To show: $13\, |\, 4^{2n+1}+3^{n+2}$
I used induction beginning successfully with $n=0$ $($or $n=1),$ then making the step to $n+1:$
An $x$ exists so that $13x = 4^{2n+3}+3^{n+3}$
$$\begin{align*}13x &= 16\cdot4^{2n+1}+3\cdot3^{n+2}\\ \frac{13}{3}x &= \frac{16}{3}\cdot4^{2n+1}+3^{n+3}\\ \frac{13}{3}x &= \frac{13}{3}\cdot4^{2n+1}+4^{2n+1}+3^{n+3}\end{align*}$$
Here comes the actual question: Can I say that because of the premise the last two summands can be expressed as $13m$ with $m$ being a natural number?
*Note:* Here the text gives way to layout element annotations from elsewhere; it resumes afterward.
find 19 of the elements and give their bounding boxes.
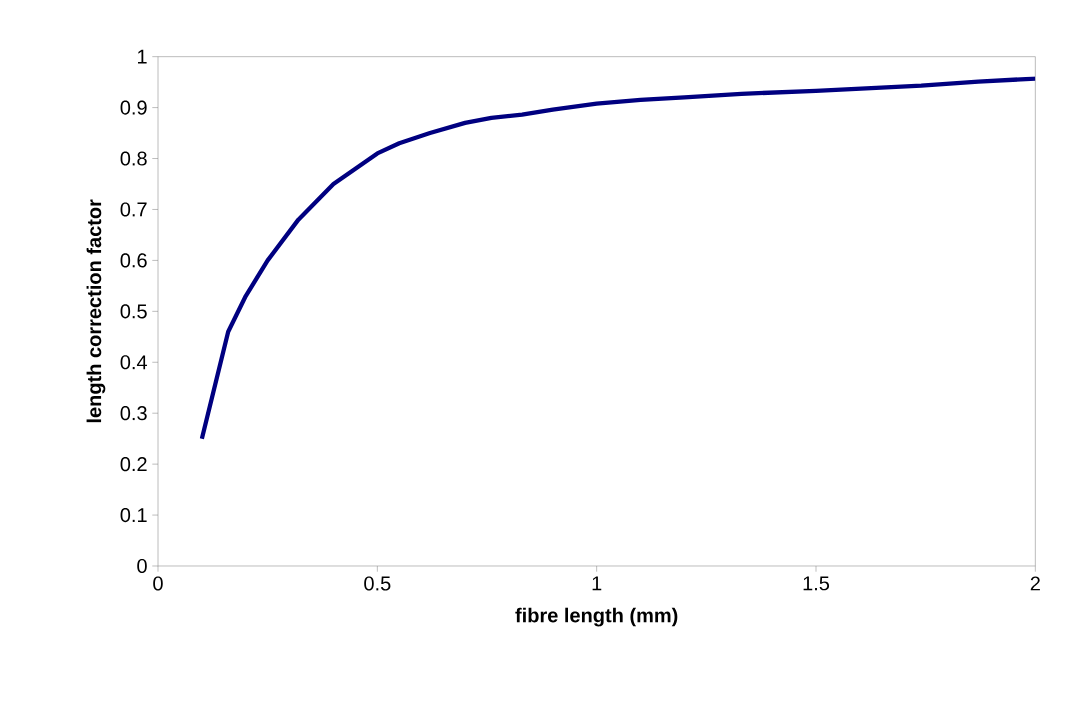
x-tick-label: 1.5 [803, 576, 830, 591]
y-tick-label: 0.4 [120, 355, 148, 370]
y-tick-label: 0.9 [120, 100, 147, 115]
x-tick-label: 0.5 [364, 576, 391, 591]
x-axis-title: fibre length (mm) [515, 607, 678, 627]
y-tick-label: 0.8 [120, 151, 147, 166]
y-tick-label: 0.7 [120, 202, 147, 217]
y-tick-label: 0.5 [120, 304, 147, 319]
y-tick-label: 0 [137, 558, 147, 574]
y-tick-label: 0.6 [120, 253, 147, 268]
x-tick-label: 2 [1030, 576, 1040, 591]
y-tick-label: 0.3 [120, 406, 147, 421]
y-tick-label: 0.2 [120, 457, 147, 472]
line-series [199, 76, 1036, 441]
y-tick-label: 1 [138, 49, 147, 64]
y-axis-title: length correction factor [86, 199, 106, 423]
x-tick-label: 0 [153, 576, 163, 591]
y-tick-label: 0.1 [120, 507, 147, 523]
x-tick-label: 1 [592, 576, 602, 591]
Like this:
$$\begin{align*}\frac{13}{3}x &= \frac{13}{3}\cdot4^{2n+1}+13m\\ x &= 4^{2n+1}+3m,\end{align*}$$ which is a natural number.
Is that a valid proof?
Yes, it seems to be correct. However, the person who would read the proof might be confused a little. Instead, you can re-write it differently, like $$ \frac{4^{2n+3} + 3^{n+3}}{13} = \frac{13 \cdot 4^{2n+1} + 3\left(4^{2n+1} + 3^{n+1} \right)}{13} = \frac{13\cdot 4^{2n+1} + 3 \cdot 13m}{13} \in \mathbb{Z} $$
which is the same, except it's going from 'bottom up'.